New Mexico Governor Michelle Lujan Grisham is calling for a probe into the Drug Enforcement Administration (DEA) after fentanyl flooded the state during the Biden administration.
“I am appalled by reporting this week by the Associated Press and Albuquerque Journal that revealed federal authorities made a deliberate decision to let hundreds of thousands of fentanyl pills flood into New Mexico communities, despite knowing that fentanyl is so lethal the White House has designated it a weapon of mass destruction,” she said in a statement.
“There are no words to describe how reckless and dangerous these decisions were. Make no mistake: the DEA knew people would die if these pills made it into New Mexico communities, and the agency let it happen anyway,” Grisham added. “The result: hundreds of New Mexican parents burying their kids. Hundreds of New Mexican kids are growing up without stable parents.
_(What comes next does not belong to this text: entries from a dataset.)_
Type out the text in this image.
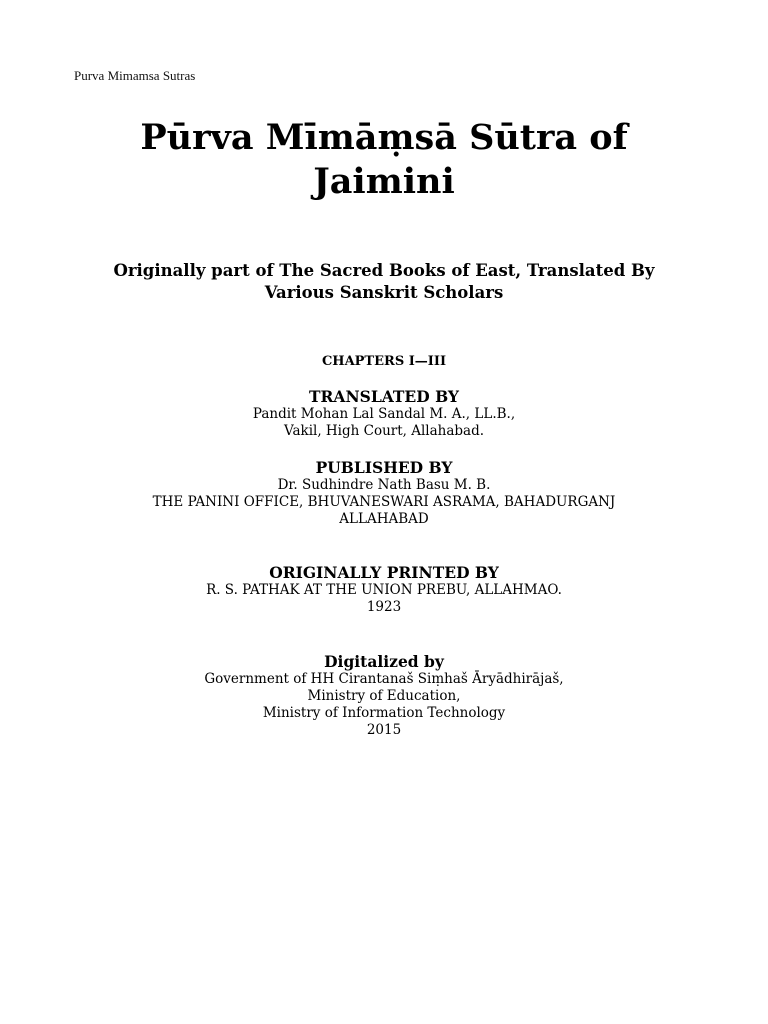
Purva Mimamsa Sutras
Pūrva Mīmāṃsā Sūtra of
Jaimini

Originally part of The Sacred Books of East, Translated By
Various Sanskrit Scholars

CHAPTERS I—III

TRANSLATED BY
Pandit Mohan Lal Sandal M. A., LL.B.,
Vakil, High Court, Allahabad.
PUBLISHED BY
Dr. Sudhindre Nath Basu M. B.
THE PANINI OFFICE, BHUVANESWARI ASRAMA, BAHADURGANJ
ALLAHABAD
ORIGINALLY PRINTED BY
R. S. PATHAK AT THE UNION PREBU, ALLAHMAO.
1923
Digitalized by
Government of HH Cirantanaš Siṃhaš Āryādhirājaš,
Ministry of Education,
Ministry of Information Technology
2015
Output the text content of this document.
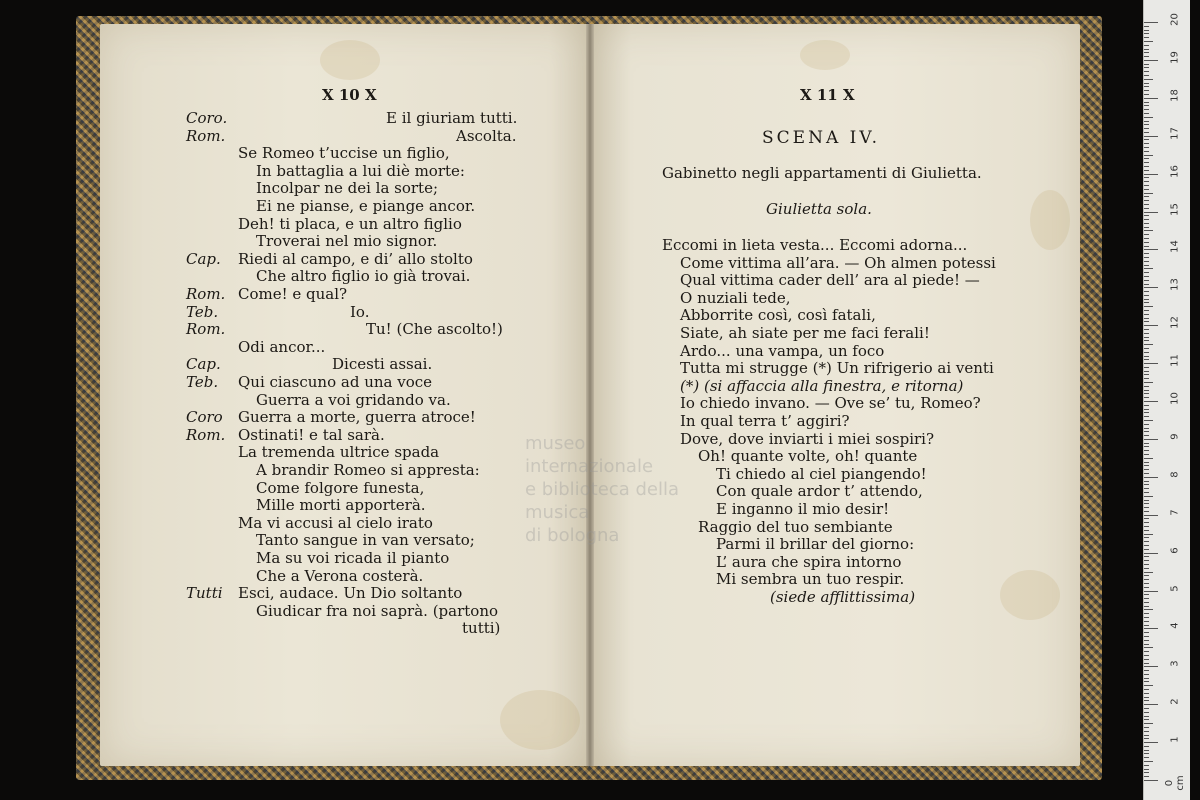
museo internazionale
e biblioteca della musica
di bologna
X 10 X
Coro.	E il giuriam tutti.
Rom.	Ascolta.
Se Romeo t’uccise un figlio,
In battaglia a lui diè morte:
Incolpar ne dei la sorte;
Ei ne pianse, e piange ancor.
Deh! ti placa, e un altro figlio
Troverai nel mio signor.
Cap. Riedi al campo, e di’ allo stolto
Che altro figlio io già trovai.
Rom. Come! e qual?
Teb.	Io.
Rom.	Tu! (Che ascolto!)
Odi ancor...
Cap.	Dicesti assai.
Teb. Qui ciascuno ad una voce
Guerra a voi gridando va.
Coro Guerra a morte, guerra atroce!
Rom. Ostinati! e tal sarà.
La tremenda ultrice spada
A brandir Romeo si appresta:
Come folgore funesta,
Mille morti apporterà.
Ma vi accusi al cielo irato
Tanto sangue in van versato;
Ma su voi ricada il pianto
Che a Verona costerà.
Tutti Esci, audace. Un Dio soltanto
Giudicar fra noi saprà. (partono
tutti)
X 11 X
SCENA IV.
Gabinetto negli appartamenti di Giulietta.
Giulietta sola.
Eccomi in lieta vesta... Eccomi adorna...
Come vittima all’ara. — Oh almen potessi
Qual vittima cader dell’ ara al piede! —
O nuziali tede,
Abborrite così, così fatali,
Siate, ah siate per me faci ferali!
Ardo... una vampa, un foco
Tutta mi strugge (*) Un rifrigerio ai venti
(*) (si affaccia alla finestra, e ritorna)
Io chiedo invano. — Ove se’ tu, Romeo?
In qual terra t’ aggiri?
Dove, dove inviarti i miei sospiri?
Oh! quante volte, oh! quante
Ti chiedo al ciel piangendo!
Con quale ardor t’ attendo,
E inganno il mio desir!
Raggio del tuo sembiante
Parmi il brillar del giorno:
L’ aura che spira intorno
Mi sembra un tuo respir.
(siede afflittissima)
0 cm
1
2
3
4
5
6
7
8
9
10
11
12
13
14
15
16
17
18
19
20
All while the federal government stood by.”
“If the justification for letting these pills flood our communities was that it would somehow make New Mexico safer down the road through bigger eventual busts, the results say otherwise,” Grisham said. “New Mexico now leads the nation in the increase in overdose deaths for the second straight year, despite deaths dropping nationwide.”
The governor has requested assistance from the federal government on the issue five times, four times during the Biden administration and once during the Trump administration.
In December, President Trump designated fentanyl as a weapon of mass destruction. “Illicit fentanyl is closer to a chemical weapon than a narcotic. Two milligrams, an almost undetectable trace amount equivalent to 10 to 15 grains of table salt, constitutes a lethal dose. Hundreds of thousands of Americans have died from fentanyl overdoses,” the order says.